Andere große europäische Festivals wie etwa das JazzBaltica, das Breda Jazzfestival, das Montreux Jazzfestival oder auch die Leverkusener Jazztage schauen weit über den Tellerrand des Jazz hinaus, sind musikalisch sehr breit aufgestellt. Man hört viel Tanzbares, Hip Hop, Funk, Soul, bis hin zu Electro-Dance und DJs, die nach den Konzerten das Publikum bespielen.

Berlin aber bleibt beim originären Jazz und seinen vielfältigen Spielarten. Acid-Jazz-Pioniere wie die Band Incognito sind bei allen großen Jazzfesten zu sehen, die Funk'n'Soul-Truppe Tower of Power ebenfalls. In Berlin standen sie noch nie auf dem Programm.

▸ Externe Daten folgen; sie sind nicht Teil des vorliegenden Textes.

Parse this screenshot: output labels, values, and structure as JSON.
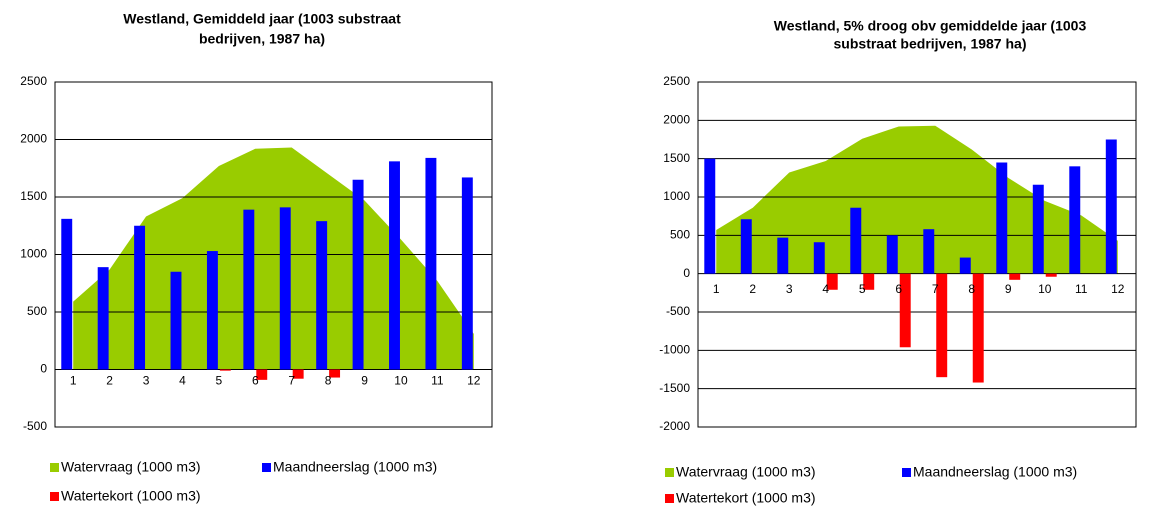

Der Jazzpublizist Bert Noglik war drei Jahre FestivalchefBild: Sergej Gavrilov

Und so wird sich das Publikum auch in diesem Jahr an vielen Bands und Musikern des Jazzfests die Zähne ausbeißen - Avantgarde im Jazz ist nichts für den Mainstreamer. Das will das Berliner Festival auch nicht. "Berlin versucht, den Jazz in seiner Gesamtheit abzubilden", erklärt Noglik. "Wir wollen Akzente setzen, auch mit unbekannten Musikern, von denen wir aber glauben, dass sie richtungsweisend sind."

Das 50. Berliner Jazzfest wird das letzte für Bert Noglik sein, der die künstlerische Leitung 2012 übernommen hat. Er gehe mit einem guten Gefühl, sagt er, weil er in den drei Jahren sämtliche Freiheiten, die das Festival bietet, ausschöpfen konnte. Mit ihm geht ein sehr alter Hase: Ihno von Hasselt ist seit 1981 Produktionsleiter des Berliner Jazzfests. Mit dem Jubiläum gönnen sich die beiden einen würdigen Ausstand.